Creative Zen Stone Plus first impressions
I bought a 2 GB Zen Stone Plus (awful promo site) at the weekend. I’ve got a hulking great 3rd generation 40 GB iPod that I use to play music at home, but I wanted something a little smaller and easier to use for most of my use cases. I’d been thinking about getting a fancier mobile phone that could also play MP3s, but, in the end, this was a better, cheaper solution.
The problem with the iPod is, for me, iTunes. It’s just too much hassle. I don’t want to fire up a big, special application. I don’t want streamlined purchasing, because I have no desire to buy anything with DRM that would lock me into iPods forever. Most of the stuff I want to listen to is spoken word: comedy and plays recorded off the radio, that I’ll listen to once and delete (or maybe archive away).
All I want is to drag a couple of MP3 files over to the player, unplug it, and listen. And the Zen Stone Plus lets me do that. It just appears to the computer—any computer—as a USB disk drive.
It’s also got really appealing industrial design. ‘Zen’ and ‘stone’ are both really appropriate words to describe it: it’s small, black, shiny, and pebble-like, and it has a kind of Japanese temple aesthetic to it.
Other good stuff: it has a screen so that I can see what I’m listening to. It has a bog-standard mini USB connector on the bottom. There’s an FM radio, too, which is a nice bonus. It’s got a microphone and works as a recorder.

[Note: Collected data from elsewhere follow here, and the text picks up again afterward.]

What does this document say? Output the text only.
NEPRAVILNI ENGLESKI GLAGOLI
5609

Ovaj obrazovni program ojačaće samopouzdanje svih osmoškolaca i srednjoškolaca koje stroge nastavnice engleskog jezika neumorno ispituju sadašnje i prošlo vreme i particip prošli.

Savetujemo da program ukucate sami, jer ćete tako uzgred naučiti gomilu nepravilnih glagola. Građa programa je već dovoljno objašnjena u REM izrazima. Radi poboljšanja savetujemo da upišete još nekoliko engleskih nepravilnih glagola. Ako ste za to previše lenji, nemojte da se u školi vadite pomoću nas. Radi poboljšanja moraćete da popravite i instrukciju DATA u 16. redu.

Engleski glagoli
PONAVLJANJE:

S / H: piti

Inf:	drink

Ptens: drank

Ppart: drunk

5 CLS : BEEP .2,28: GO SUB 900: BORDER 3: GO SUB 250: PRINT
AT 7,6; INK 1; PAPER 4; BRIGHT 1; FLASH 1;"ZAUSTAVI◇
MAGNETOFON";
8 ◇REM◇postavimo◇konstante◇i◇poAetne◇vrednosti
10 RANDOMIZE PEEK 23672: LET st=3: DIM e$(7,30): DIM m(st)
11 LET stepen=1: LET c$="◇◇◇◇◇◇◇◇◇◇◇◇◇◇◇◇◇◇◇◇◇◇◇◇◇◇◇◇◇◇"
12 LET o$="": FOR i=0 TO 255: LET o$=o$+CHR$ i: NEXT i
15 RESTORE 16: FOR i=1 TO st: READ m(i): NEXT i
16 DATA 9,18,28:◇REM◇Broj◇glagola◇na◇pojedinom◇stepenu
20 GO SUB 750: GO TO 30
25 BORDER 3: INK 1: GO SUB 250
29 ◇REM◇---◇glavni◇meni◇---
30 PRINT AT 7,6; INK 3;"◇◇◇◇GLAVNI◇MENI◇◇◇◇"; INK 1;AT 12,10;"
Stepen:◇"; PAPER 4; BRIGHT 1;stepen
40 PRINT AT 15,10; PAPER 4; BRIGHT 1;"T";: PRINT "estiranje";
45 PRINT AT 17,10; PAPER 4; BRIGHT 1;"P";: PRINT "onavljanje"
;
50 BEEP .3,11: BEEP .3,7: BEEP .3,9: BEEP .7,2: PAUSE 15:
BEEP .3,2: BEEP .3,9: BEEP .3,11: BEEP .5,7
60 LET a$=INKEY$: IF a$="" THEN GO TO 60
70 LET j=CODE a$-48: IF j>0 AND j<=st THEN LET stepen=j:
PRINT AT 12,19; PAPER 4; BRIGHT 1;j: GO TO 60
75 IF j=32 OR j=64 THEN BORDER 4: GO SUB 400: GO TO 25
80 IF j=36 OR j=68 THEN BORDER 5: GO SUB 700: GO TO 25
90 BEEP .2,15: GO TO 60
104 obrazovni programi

It’s not perfect: it doesn’t sort tracks by ID3 tag. Instead, they play in the order they appear on the disk (unless random order is selected). The battery life is a bit shorter than some competitors at nine and a half hours, but I can’t see that being much of a problem except on really long journeys.
What Creative have done is to produce a small, competent player that does most of what I want very well. Battery life aside, it’s a far better device than the similarly-priced iPod Shuffle—it has a display, for a start—and it’s far more flexible absent the need to pander to Steve Jobs’s control freakery and Apple’s Faustian bargains with media oligopolies.